There’s really nothing to like here. The episode was too short, none of the three plots were satisfying in any way and the cultural references were way behind the times.

It’s a particularly weak effort in all aspects.

 

 

 

 

Treehouse of Horror XXVII

Director: Steven Dean Moore

Guest Voices:
Kelsey Grammer as Sideshow Bob
Drew Carey as himself
Sarah Silverman as Rachel
Donald Fagen as himself
Judith Owen as 600 singer

Synopsis: The Simpsons’ annual Halloween episode. Also their 600th episode!

Discussion:
Planet of the VR couches: The past three episodes have featured VR glasses… Just sayin’.

Dry Hard: When a drought hits Springfield, Mr Burns organises a Hunger Games style battle where the winner has a day of aquatic fun. This segment is worth it just to see Mr Burns’ homage to Flashdance. I actually quite enjoyed this segment even though I loathe the source material.

BFF RIP: Lisa’s best friends die and she blames the deaths on her imaginary friend, Rachel. It’s predictable and not terribly good, but Homer’s imaginary friend Sgt Sausage is pretty funny.

Moefinger: Moe turns out to be a spy and needs Bart to avenge Homer’s death. I like that the ol’ Love Tester is seen. However, the rest of the segment is pretty stupid.

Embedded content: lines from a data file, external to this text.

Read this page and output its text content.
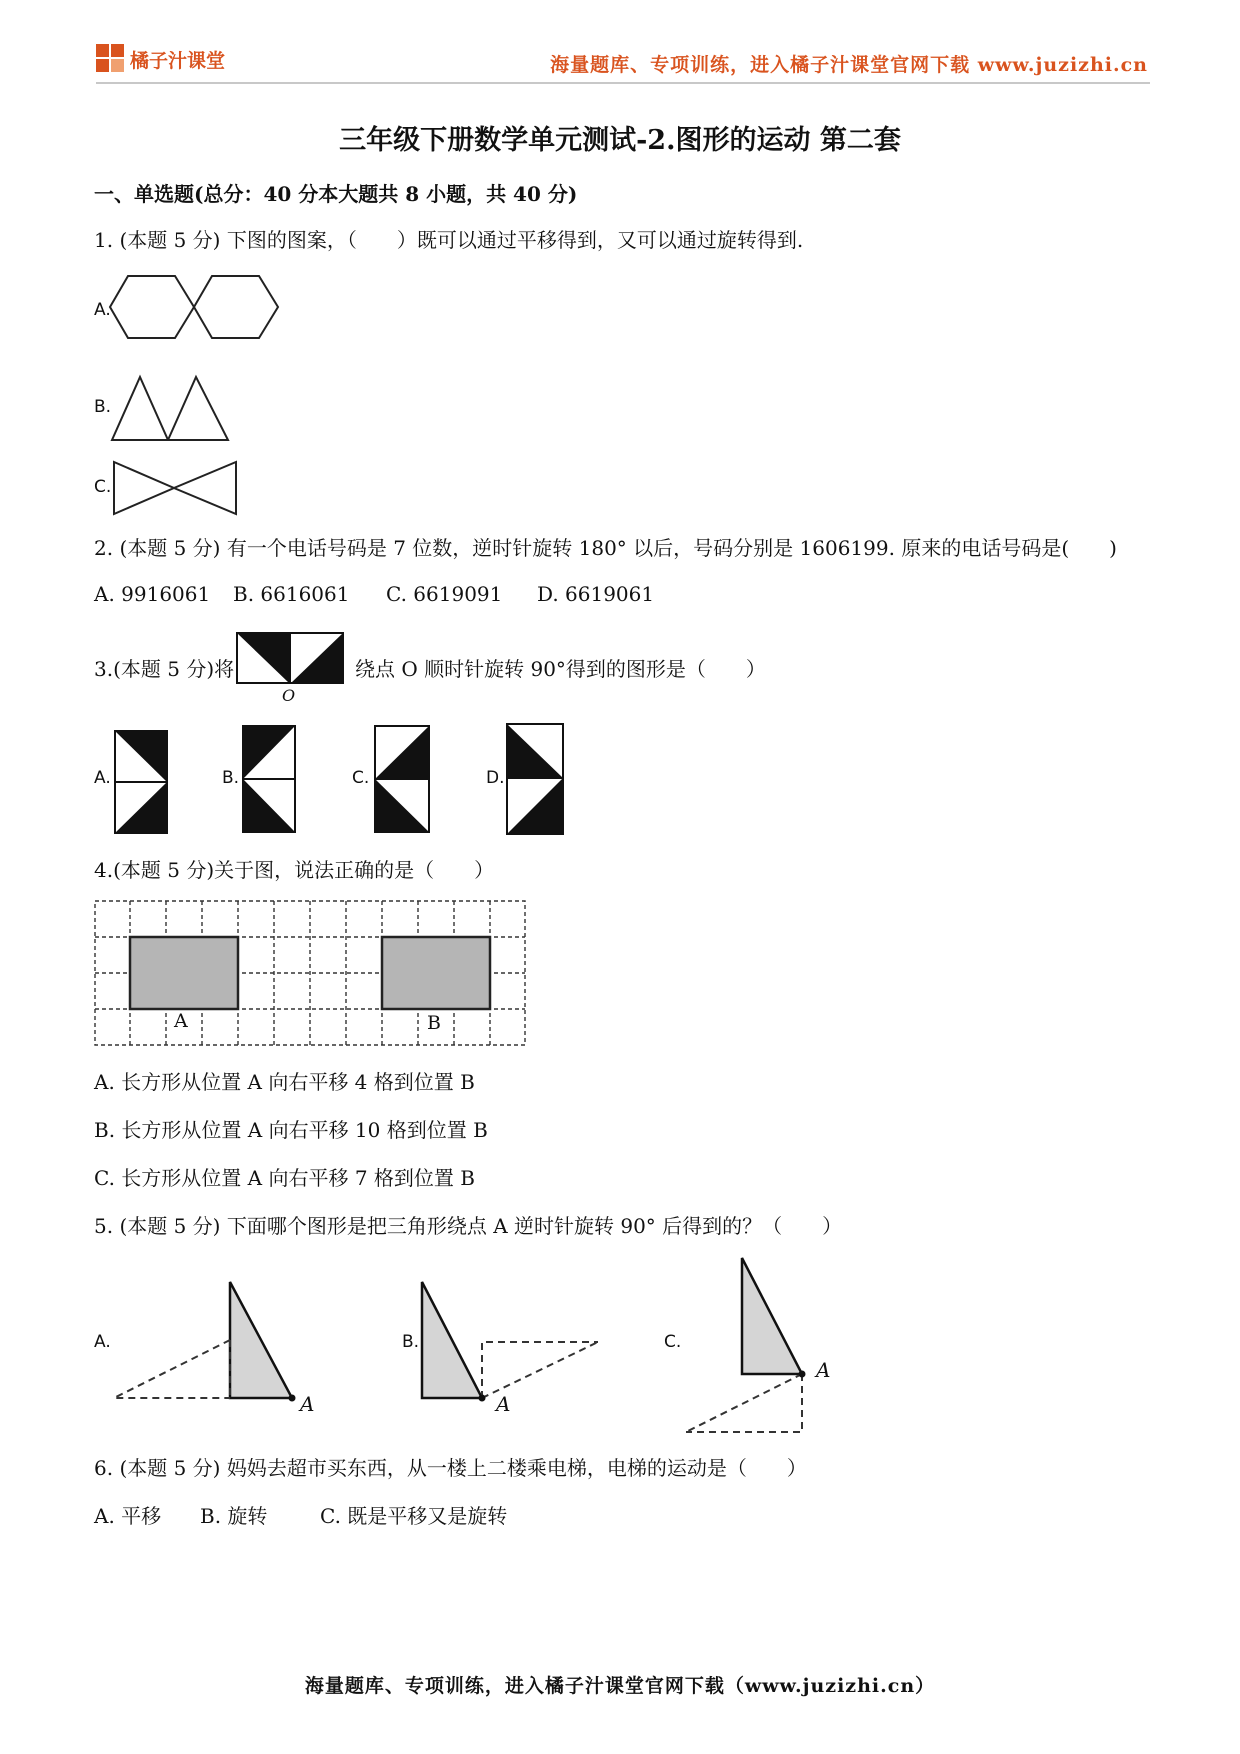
橘子汁课堂	海量题库、专项训练，进入橘子汁课堂官网下载 www.juzizhi.cn
三年级下册数学单元测试-2.图形的运动 第二套
一、单选题(总分：40 分本大题共 8 小题，共 40 分)
1. (本题 5 分) 下图的图案，（　　）既可以通过平移得到，又可以通过旋转得到.
A.
B.
C.
2. (本题 5 分) 有一个电话号码是 7 位数，逆时针旋转 180° 以后，号码分别是 1606199. 原来的电话号码是(　　)
A. 9916061 B. 6616061 C. 6619091 D. 6619061
3.(本题 5 分)将
O
绕点 O 顺时针旋转 90°得到的图形是（　　）
A.	B.	C.	D.
4.(本题 5 分)关于图，说法正确的是（　　）
A	B
A. 长方形从位置 A 向右平移 4 格到位置 B
B. 长方形从位置 A 向右平移 10 格到位置 B
C. 长方形从位置 A 向右平移 7 格到位置 B
5. (本题 5 分) 下面哪个图形是把三角形绕点 A 逆时针旋转 90° 后得到的？（　　）
A.
A
B.
A
C.
A
6. (本题 5 分) 妈妈去超市买东西，从一楼上二楼乘电梯，电梯的运动是（　　）
A. 平移 B. 旋转	C. 既是平移又是旋转
海量题库、专项训练，进入橘子汁课堂官网下载（www.juzizhi.cn）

At the end of the ep, there’s a Bond-inspired song in tribute to the 600th episode. They say in hell, they make you watch all the episodes back to back.

 

The Town

Director: Rob Oliver

Guest Voices:
 Bill Burr as Townie
Michael Chiklis as Handsome Quarterback
Rachel Dratch as Bostonian Doctor
Doris Kearns Goodwin as herself
Dana Gould as Murphy

Synopsis: Something about a football game and Bart barracking for a Boston team.

Discussion: …Really?

The premise of this episode is hate: Homer takes the family on a hate-cation to show them the worst the city has to offer. It’s brilliant in that this episode also shows the worst the series has to offer. What terrific irony!

This ep is full of insults and offensive phrases, some of which aren’t even intentional. I’m not sure what this episode is about other than to make fun of the Bostonian accent. I’m sure there’s a deeper meaning hidden in here, but I’m having trouble isolating it. Ultimately, it’s just another Simpsons family outing which doesn’t make sense.